Expositions

10. Propagande photographique

Exposition référente: La Littérature comme document. Les Écrivains et la culture visuelle autour de 1930

 

La photographie comme documentation sociale, historique et culturelle pendant la dictature fasciste

 

L’Italia fascista in cammino, Istituto Nazionale LUCE, Roma, 1932. Montage des deux couvertures de l’édition italienne et française. (KU Leuven Bibliothèque Centrale)Après avoir pris le pouvoir de façon antidémocratique et violente en 1922, le régime fasciste italien a eu besoin dans les années qui ont suivi de maintenir le pouvoir et de le légitimer en créant une relation directe avec les masses. Pendant les années 1920, le régime communiquait surtout à travers les journaux, mais en 1931, environ 9 millions d’Italiens ne savaient pas lire. Le régime fasciste en vient donc à développer l’utilisation des nouveaux médias de communication de masse. Comme on le trouve écrit dans les directives des services de propagande : « Entre tous les instruments de propagande, il est souhaitable de donner la préférence à ceux qui sont le plus visuels […] étant donné que leur impact est indéniablement le plus important et le plus efficace sur les masses, de sorte que l’usage des photographies devrait être renforcé et multiplié ».[1]

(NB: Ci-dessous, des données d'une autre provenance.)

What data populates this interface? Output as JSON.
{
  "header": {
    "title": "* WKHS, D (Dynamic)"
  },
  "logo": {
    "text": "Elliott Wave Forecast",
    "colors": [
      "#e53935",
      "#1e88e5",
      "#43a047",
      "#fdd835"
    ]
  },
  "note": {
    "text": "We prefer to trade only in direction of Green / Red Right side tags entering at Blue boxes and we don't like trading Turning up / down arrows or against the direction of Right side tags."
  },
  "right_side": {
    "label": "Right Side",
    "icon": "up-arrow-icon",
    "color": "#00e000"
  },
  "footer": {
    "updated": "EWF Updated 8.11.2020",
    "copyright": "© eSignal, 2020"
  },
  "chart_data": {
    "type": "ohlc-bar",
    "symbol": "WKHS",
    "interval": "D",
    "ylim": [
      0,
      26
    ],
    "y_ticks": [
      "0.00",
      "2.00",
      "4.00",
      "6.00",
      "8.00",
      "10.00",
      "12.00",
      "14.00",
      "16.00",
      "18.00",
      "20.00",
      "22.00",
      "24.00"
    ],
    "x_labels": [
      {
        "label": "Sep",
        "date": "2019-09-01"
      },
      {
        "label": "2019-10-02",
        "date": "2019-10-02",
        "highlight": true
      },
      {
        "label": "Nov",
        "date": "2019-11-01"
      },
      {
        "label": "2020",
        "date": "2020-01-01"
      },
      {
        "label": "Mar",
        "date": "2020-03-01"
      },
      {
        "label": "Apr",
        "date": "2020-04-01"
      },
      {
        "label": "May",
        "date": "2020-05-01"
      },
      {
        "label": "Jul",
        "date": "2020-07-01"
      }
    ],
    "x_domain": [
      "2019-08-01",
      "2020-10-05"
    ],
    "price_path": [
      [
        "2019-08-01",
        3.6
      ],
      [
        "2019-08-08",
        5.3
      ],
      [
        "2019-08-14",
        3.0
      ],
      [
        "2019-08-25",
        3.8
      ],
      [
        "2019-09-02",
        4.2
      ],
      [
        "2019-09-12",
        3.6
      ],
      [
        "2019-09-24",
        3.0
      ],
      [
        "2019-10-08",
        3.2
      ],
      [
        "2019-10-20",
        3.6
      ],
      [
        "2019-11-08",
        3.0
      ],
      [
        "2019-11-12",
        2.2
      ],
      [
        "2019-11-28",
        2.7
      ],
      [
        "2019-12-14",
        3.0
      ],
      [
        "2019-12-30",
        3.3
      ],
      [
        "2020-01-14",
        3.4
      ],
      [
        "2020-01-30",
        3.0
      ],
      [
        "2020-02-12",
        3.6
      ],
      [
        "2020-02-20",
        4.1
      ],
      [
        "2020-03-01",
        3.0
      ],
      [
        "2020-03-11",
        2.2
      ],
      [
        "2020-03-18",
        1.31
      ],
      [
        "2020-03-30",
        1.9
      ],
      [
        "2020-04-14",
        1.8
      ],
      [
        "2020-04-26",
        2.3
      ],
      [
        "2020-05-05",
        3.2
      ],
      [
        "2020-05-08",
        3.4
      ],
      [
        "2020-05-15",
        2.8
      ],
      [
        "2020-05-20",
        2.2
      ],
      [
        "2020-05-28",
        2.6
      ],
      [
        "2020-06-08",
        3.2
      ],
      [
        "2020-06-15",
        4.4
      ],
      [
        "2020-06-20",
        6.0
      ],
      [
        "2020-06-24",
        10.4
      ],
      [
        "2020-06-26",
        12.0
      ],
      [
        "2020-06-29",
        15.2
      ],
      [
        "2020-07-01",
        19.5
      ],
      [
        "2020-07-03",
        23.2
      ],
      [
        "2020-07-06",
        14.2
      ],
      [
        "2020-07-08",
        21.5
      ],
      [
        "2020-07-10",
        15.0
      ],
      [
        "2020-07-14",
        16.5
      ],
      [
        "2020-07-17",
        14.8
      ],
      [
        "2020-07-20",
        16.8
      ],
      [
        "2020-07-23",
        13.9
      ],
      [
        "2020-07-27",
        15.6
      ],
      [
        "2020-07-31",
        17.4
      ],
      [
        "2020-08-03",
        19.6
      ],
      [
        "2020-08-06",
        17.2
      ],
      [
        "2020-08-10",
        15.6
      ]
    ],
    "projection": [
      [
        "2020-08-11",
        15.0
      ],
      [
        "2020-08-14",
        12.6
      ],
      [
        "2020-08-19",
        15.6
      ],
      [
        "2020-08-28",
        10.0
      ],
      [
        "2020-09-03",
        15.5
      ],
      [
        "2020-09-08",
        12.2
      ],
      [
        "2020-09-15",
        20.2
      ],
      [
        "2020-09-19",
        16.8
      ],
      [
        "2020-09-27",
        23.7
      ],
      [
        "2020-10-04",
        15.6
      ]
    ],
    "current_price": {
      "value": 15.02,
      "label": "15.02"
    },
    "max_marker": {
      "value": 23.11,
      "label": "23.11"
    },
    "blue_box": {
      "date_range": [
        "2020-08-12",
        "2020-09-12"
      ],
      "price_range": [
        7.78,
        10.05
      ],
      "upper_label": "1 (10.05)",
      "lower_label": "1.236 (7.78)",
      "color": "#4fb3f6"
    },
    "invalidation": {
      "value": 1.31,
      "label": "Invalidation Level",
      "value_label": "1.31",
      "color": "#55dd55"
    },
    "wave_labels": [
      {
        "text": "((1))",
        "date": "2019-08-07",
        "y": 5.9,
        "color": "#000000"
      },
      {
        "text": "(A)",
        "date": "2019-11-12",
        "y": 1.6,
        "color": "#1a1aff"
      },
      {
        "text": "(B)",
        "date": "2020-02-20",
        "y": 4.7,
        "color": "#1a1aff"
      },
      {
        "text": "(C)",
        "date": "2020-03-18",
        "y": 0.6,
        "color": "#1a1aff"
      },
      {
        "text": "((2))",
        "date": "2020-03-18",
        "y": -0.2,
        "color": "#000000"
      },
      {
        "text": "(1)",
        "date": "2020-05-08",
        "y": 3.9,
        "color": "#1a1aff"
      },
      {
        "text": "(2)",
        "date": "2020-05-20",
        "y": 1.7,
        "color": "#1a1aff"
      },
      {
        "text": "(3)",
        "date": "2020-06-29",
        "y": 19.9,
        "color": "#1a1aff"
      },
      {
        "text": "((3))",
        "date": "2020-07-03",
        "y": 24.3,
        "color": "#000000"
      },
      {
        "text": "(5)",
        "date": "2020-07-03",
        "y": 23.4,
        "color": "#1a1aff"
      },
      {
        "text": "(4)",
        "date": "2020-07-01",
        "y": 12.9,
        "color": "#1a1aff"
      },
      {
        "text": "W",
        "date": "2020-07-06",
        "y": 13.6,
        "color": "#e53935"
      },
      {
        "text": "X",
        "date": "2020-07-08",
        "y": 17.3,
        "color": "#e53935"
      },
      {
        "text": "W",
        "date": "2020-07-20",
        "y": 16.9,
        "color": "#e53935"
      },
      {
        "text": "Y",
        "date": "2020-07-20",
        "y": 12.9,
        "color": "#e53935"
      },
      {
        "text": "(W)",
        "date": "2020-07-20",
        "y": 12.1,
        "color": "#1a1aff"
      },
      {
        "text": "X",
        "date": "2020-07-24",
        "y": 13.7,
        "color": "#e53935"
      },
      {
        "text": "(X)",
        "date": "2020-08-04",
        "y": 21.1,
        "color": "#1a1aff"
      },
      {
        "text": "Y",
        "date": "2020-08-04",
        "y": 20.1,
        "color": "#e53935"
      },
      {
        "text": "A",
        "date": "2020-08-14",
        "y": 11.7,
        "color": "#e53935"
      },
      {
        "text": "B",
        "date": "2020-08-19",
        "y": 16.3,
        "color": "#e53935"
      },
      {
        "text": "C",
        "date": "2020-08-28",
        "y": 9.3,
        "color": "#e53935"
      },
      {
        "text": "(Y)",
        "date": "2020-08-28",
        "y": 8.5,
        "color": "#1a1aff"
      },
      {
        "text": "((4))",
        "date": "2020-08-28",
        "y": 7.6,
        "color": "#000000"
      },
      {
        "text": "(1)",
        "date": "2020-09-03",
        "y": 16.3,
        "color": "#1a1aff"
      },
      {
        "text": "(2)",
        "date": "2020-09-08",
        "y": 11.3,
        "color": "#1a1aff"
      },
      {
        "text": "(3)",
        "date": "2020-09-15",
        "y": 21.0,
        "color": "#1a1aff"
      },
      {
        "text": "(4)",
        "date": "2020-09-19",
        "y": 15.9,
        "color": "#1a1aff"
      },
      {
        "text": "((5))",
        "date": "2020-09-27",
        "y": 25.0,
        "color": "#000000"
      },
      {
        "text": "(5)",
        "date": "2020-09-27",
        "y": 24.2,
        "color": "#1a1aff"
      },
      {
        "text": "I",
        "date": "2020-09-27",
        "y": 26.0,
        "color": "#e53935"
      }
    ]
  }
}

C’est dans ce contexte qu’en 1932, l’institut LUCE publie L’Italia fascista in cammino pour célébrer le dixième anniversaire de la révolution fasciste. Il s’agit d’un volume entièrement illustré de 536 photographies et photomontages, avec un avant-propos signé Mussolini : « les efforts héroïques et les résultats obtenus » par le fascisme, écrit-il, sont « montrés et documentés dans ce volume » pour donner « au monde une vision d’ensemble de ce que le régime des chemises noires a fait dans tous les secteurs d’activités ».

La même année, le régime organise à Rome une grande exposition sur la révolution fasciste. Elle a attiré pendant 2 ans plus de 3 millions et demi de visiteurs. Son architecture innovante et spectaculaire était dominée par des photomontages géants et des milliers de photographies. Dans un article important, Margherita Sarfatti a écrit que cet événement romain n’était pas tant une exposition qu’une « manifestation de la révolution fasciste » qui a rendu la révolution « claire et intelligible » en même temps qu’elle en a constitué une trace et fournit une « preuve ».[2]

Les photographies servaient non seulement à attester et documenter l’histoire de la révolution fasciste et les accomplissements du régime, mais aussi à les rendre « intelligibles », comme Sarfatti l’a souligné. Tout le monde peut comprendre le langage de la photographie, même ceux qui ne savent pas lire. Plus que tout, le fascisme pouvait fournir une image déformée et partielle de la réalité – en jouant de la coupe photographique et de l’habileté de la photo à documenter ses sujets –, en donnant l’illusion qu’il s’agissait d’un fragment de réalité sélectionné et soigneusement photographié. De cette façon, les photos de L’Italia fascista in cammino font émerger le vrai masque trompeur d’une Italie jeune, forte et en bonne santé, d’un pays à l’avant-garde de tous les secteurs de la vie économique et sociale.

 

[1] Cité dans Mimmo Franzinelli et Emanuele Valerio Marino, Il Duce proibito. Le Fotografie di Mussolini che gli italiani non hanno mai visto, Milano, Arnoldo Mondadori, 2003, p. xxi.
[2] Margherita Sarfatti, « Architettura, arte e simbolo alla mostra del Fascismo », in Architettura, 12, 1933, p. 1-17.

 

Pistes bibliographiques
Philip V. Cannistraro, La Fabbrica del consenso: fascismo e mass media, Roma – Bari, Laterza, 1975.
Paolo Murialdi, La Stampa del regime fascista, Roma, Bari, Laterza, 1986.
Jeffrey T. Schnapp, Anno X. La Mostra della Rivoluzione fascista del 1932, Pisa – Roma, Istituti Editoriali e Poligrafici Internazionali, 2003.
Italo Zannier, Fascismo 1922-1943: modi e tecniche di utilizzazione della fotografia al servizio dell’ideologia fascista, Pordenone, Galleria d’arte « Sagittaria », catalogue d’exposition, Centro Iniziative Culturali, Pordenone, 1975.